憎んでも恋しくて……あなたと二度目の恋に落ちました


「ああ……」

声をあげて泣き出した由美をそっと直哉が抱きしめる。
由美は今度は抵抗しなかった。
直哉の胸にこつんと額を預けると、泣いて言葉にならないのか口を開きかけては閉じていた。

「生まれてくることが……できなかったの……」
「ああ」

由美は息を吐くように、言葉を少しずつ繋いでいる。

「あなたの子どもよ……」
「わかっている」

それだけ言いきると由美は泣き崩れた。
すると抱き寄せる直哉の腕に力を込められてあのが伝わってきた。

「許してくれ、由美。
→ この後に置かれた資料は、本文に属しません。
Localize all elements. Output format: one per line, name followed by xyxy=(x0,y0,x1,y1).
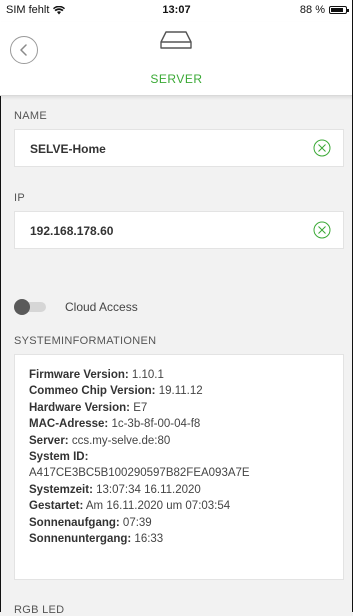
system-info-label: SYSTEMINFORMATIONEN xyxy=(14,335,157,347)
hardware-version: Hardware Version: E7 xyxy=(29,401,148,414)
commeo-chip-version: Commeo Chip Version: 19.11.12 xyxy=(29,385,203,398)
cloud-access-toggle[interactable] xyxy=(14,299,52,315)
back-button[interactable] xyxy=(10,36,38,64)
mac-address: MAC-Adresse: 1c-3b-8f-00-04-f8 xyxy=(29,418,201,431)
system-info-box: Firmware Version: 1.10.1 Commeo Chip Ver… xyxy=(14,354,344,580)
nav-bar: SERVER xyxy=(0,22,353,96)
check-circle-icon xyxy=(313,139,331,157)
ip-value: 192.168.178.60 xyxy=(30,224,114,238)
ip-label: IP xyxy=(14,192,25,204)
battery-percent: 88 % xyxy=(299,4,325,16)
sunset: Sonnenuntergang: 16:33 xyxy=(29,533,164,546)
name-value: SELVE-Home xyxy=(30,142,106,156)
system-id-value: A417CE3BC5B100290597B82FEA093A7E xyxy=(29,467,250,480)
cloud-access-label: Cloud Access xyxy=(65,300,138,314)
started-at: Gestartet: Am 16.11.2020 um 07:03:54 xyxy=(29,500,231,513)
server-icon xyxy=(160,31,192,49)
chevron-left-icon xyxy=(20,44,27,56)
toggle-knob xyxy=(14,299,30,315)
system-id-label: System ID: xyxy=(29,451,89,464)
page-title: SERVER xyxy=(150,72,203,86)
system-time: Systemzeit: 13:07:34 16.11.2020 xyxy=(29,483,201,496)
firmware-version: Firmware Version: 1.10.1 xyxy=(29,369,164,381)
status-bar: SIM fehlt 13:07 88 % xyxy=(0,0,353,22)
battery-icon xyxy=(329,6,349,14)
ip-field[interactable]: 192.168.178.60 xyxy=(14,211,344,249)
sunrise: Sonnenaufgang: 07:39 xyxy=(29,516,152,529)
name-label: NAME xyxy=(14,110,47,122)
name-field[interactable]: SELVE-Home xyxy=(14,129,344,167)
server-address: Server: ccs.my-selve.de:80 xyxy=(29,434,171,447)
rgb-led-label: RGB LED xyxy=(14,604,65,616)
check-circle-icon xyxy=(313,221,331,239)
battery-status: 88 % xyxy=(299,4,349,16)
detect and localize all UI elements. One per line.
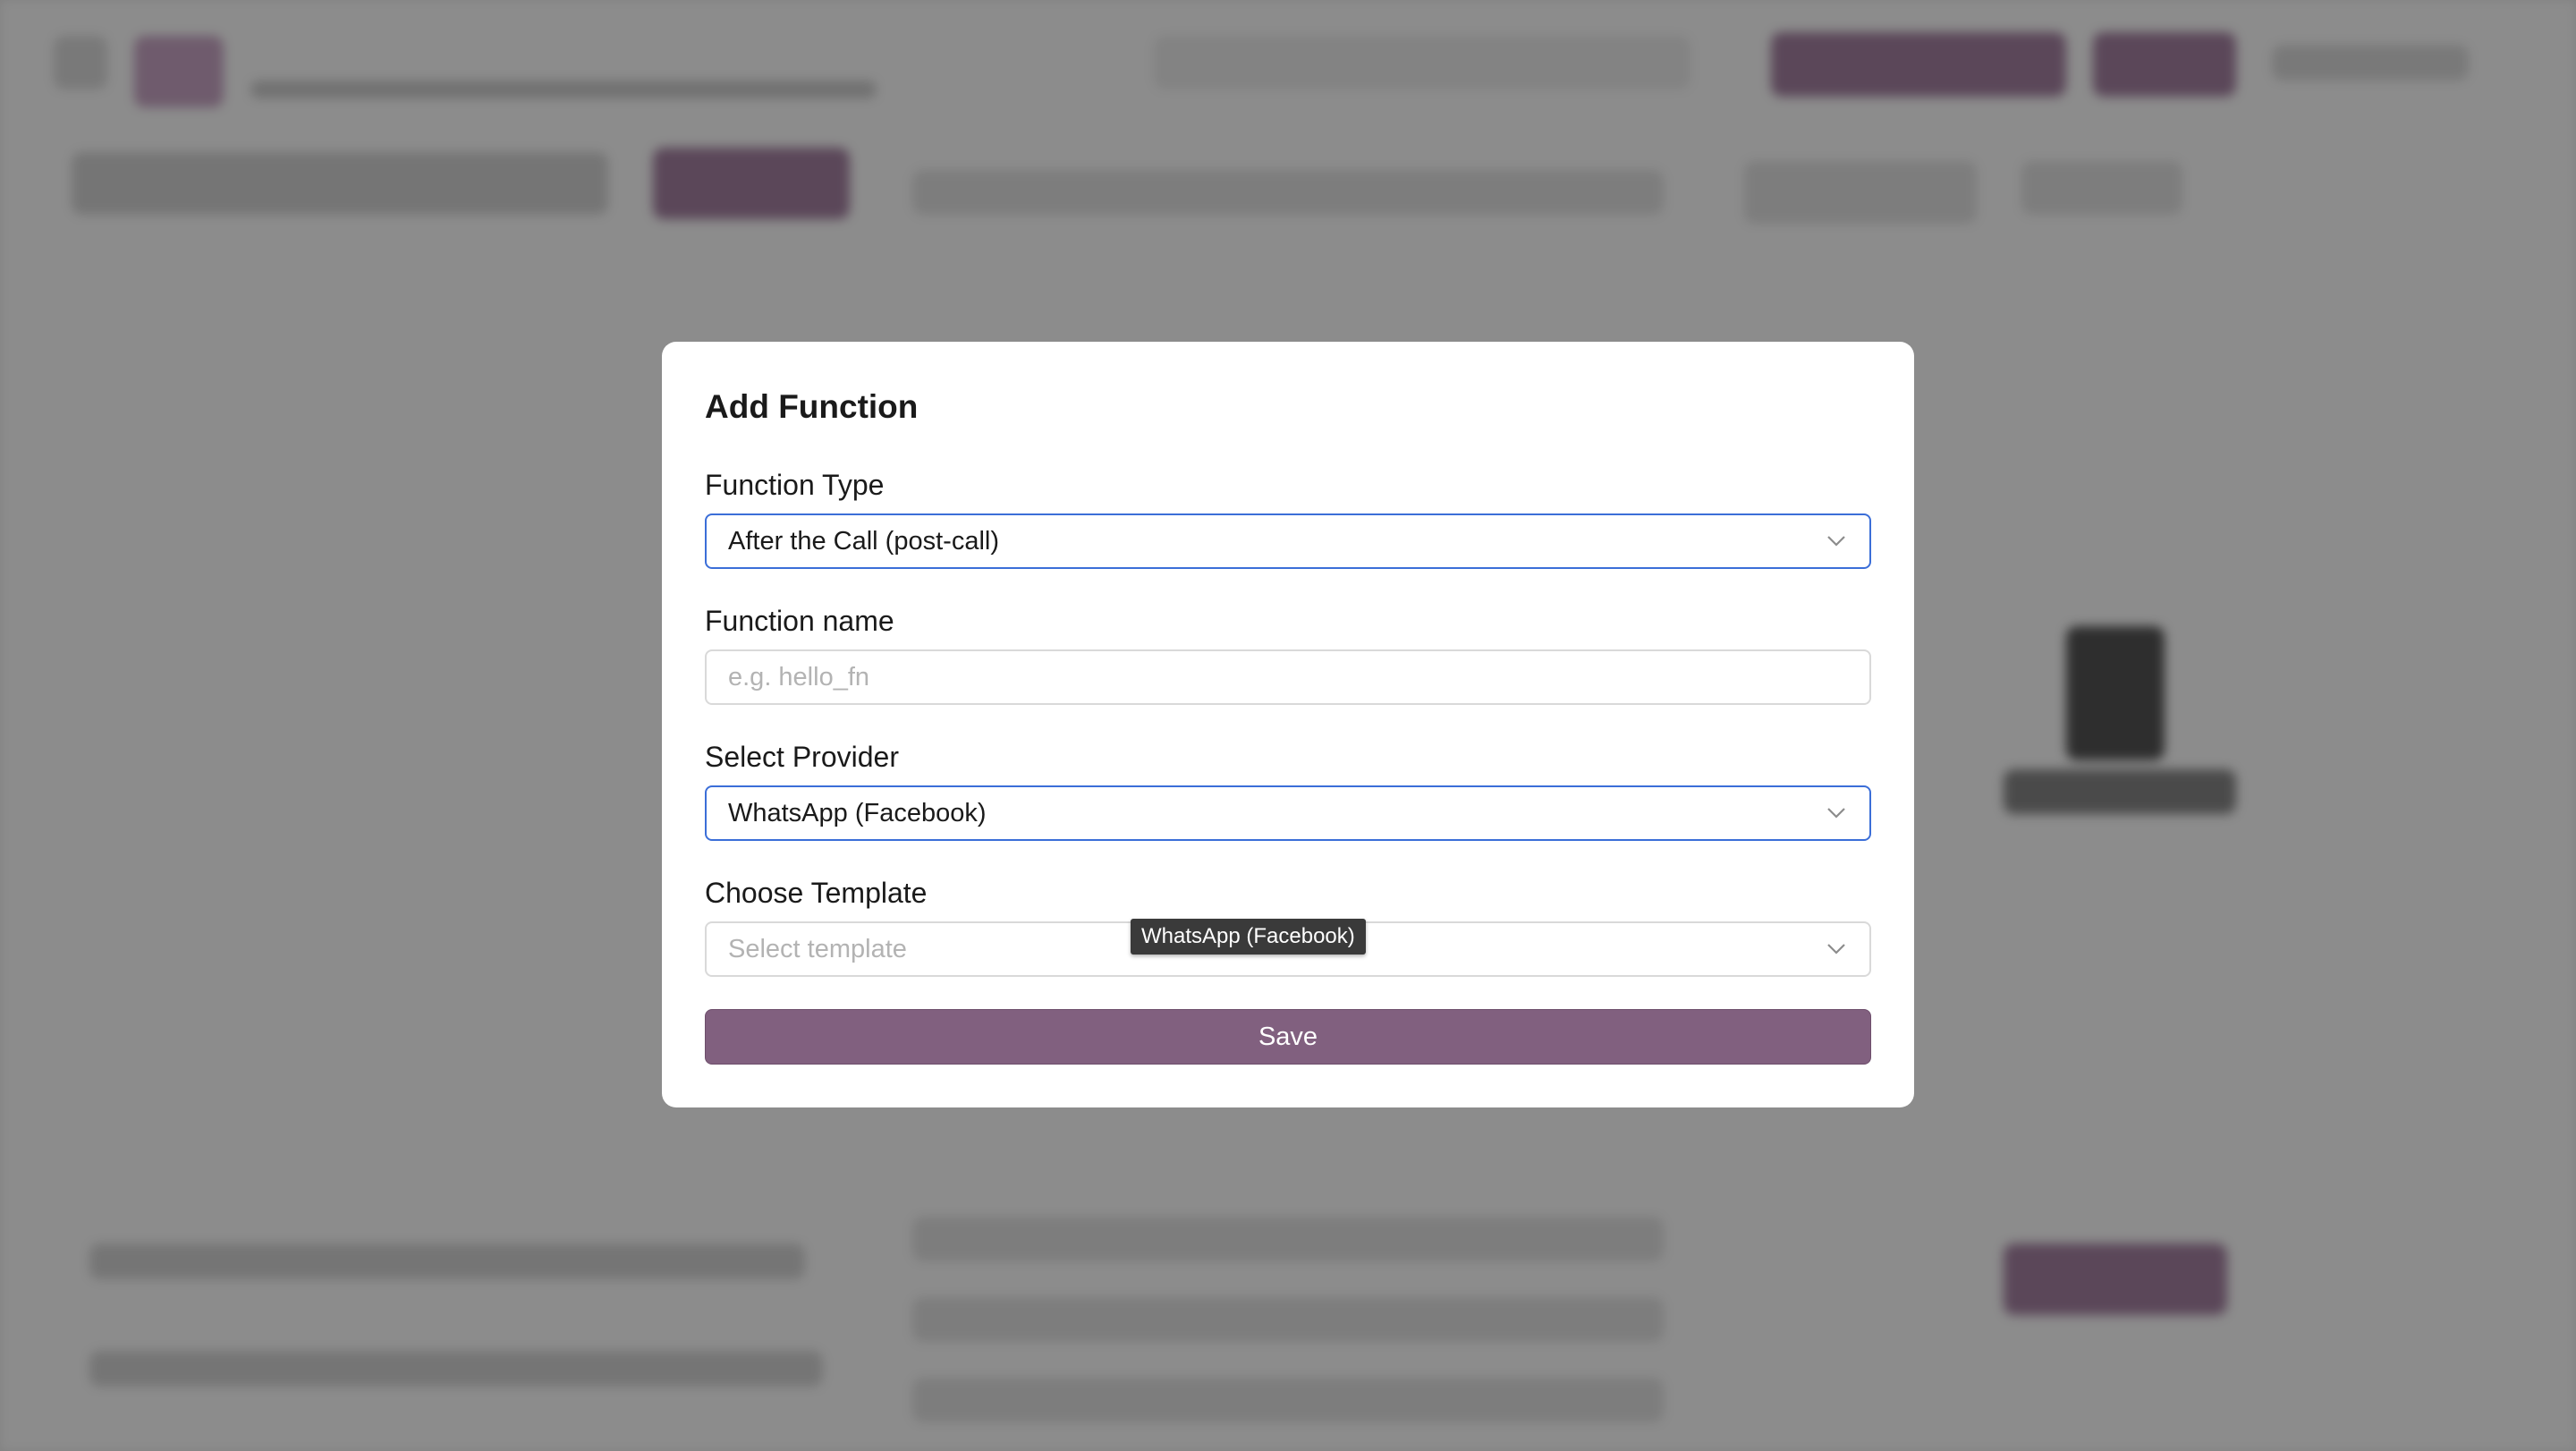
- function-type-value: After the Call (post-call): [728, 526, 999, 556]
- save-button[interactable]: Save: [705, 1009, 1871, 1065]
- provider-select[interactable]: WhatsApp (Facebook): [705, 785, 1871, 841]
- add-function-modal: Add Function Function Type After the Cal…: [662, 342, 1914, 1107]
- provider-label: Select Provider: [705, 741, 899, 773]
- template-label: Choose Template: [705, 877, 928, 909]
- chevron-down-icon: [1825, 530, 1848, 553]
- function-name-placeholder: e.g. hello_fn: [728, 662, 870, 692]
- provider-value: WhatsApp (Facebook): [728, 798, 987, 827]
- function-type-select[interactable]: After the Call (post-call): [705, 513, 1871, 569]
- chevron-down-icon: [1825, 938, 1848, 961]
- function-type-label: Function Type: [705, 469, 885, 501]
- modal-title: Add Function: [705, 388, 919, 425]
- chevron-down-icon: [1825, 802, 1848, 825]
- function-name-label: Function name: [705, 605, 894, 637]
- provider-tooltip: WhatsApp (Facebook): [1131, 919, 1366, 955]
- function-name-input[interactable]: e.g. hello_fn: [705, 649, 1871, 705]
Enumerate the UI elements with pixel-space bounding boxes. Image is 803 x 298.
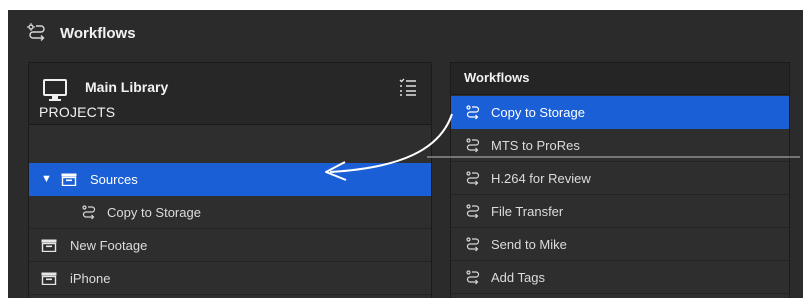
- event-box-icon: [41, 239, 57, 252]
- workflow-item-h264-for-review[interactable]: H.264 for Review: [451, 162, 789, 195]
- list-settings-icon[interactable]: [398, 77, 418, 97]
- monitor-icon: [43, 79, 67, 101]
- workflow-icon: [82, 205, 96, 220]
- disclosure-triangle-icon[interactable]: ▼: [41, 173, 52, 185]
- workflow-item-copy-to-storage[interactable]: Copy to Storage: [451, 96, 789, 129]
- library-header: Main Library PROJECTS: [29, 63, 431, 125]
- library-name[interactable]: Main Library: [85, 79, 168, 95]
- event-label: New Footage: [70, 237, 148, 253]
- workflow-row-copy-to-storage[interactable]: Copy to Storage: [29, 196, 431, 229]
- event-label: Sources: [90, 171, 138, 187]
- event-box-icon: [61, 173, 77, 186]
- workflow-icon: [466, 270, 480, 285]
- workflow-icon: [466, 204, 480, 219]
- workflows-header: Workflows: [451, 63, 789, 95]
- event-row-sources[interactable]: ▼ Sources: [29, 163, 431, 196]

君をこんなに傷つけてしまった」

五年前、ふたりは若さにまかせて情熱だけで肌を寄せ合っていた。
避妊はしたはずだったが、完璧ではなかったのだろう。
由美は妊娠し、心と体は傷ついた。

「どうして? どうして今ごろ私の前に現れたの?」

泣きながら由美は直哉の胸を強く叩いた。

「あなたに捨てられたと思ったわ……」
「僕を憎んだろう」
「あなたが信じられなくて……辛くて……憎かった」

単なる悪戯のキスだったのを、由美は誤解してしまった。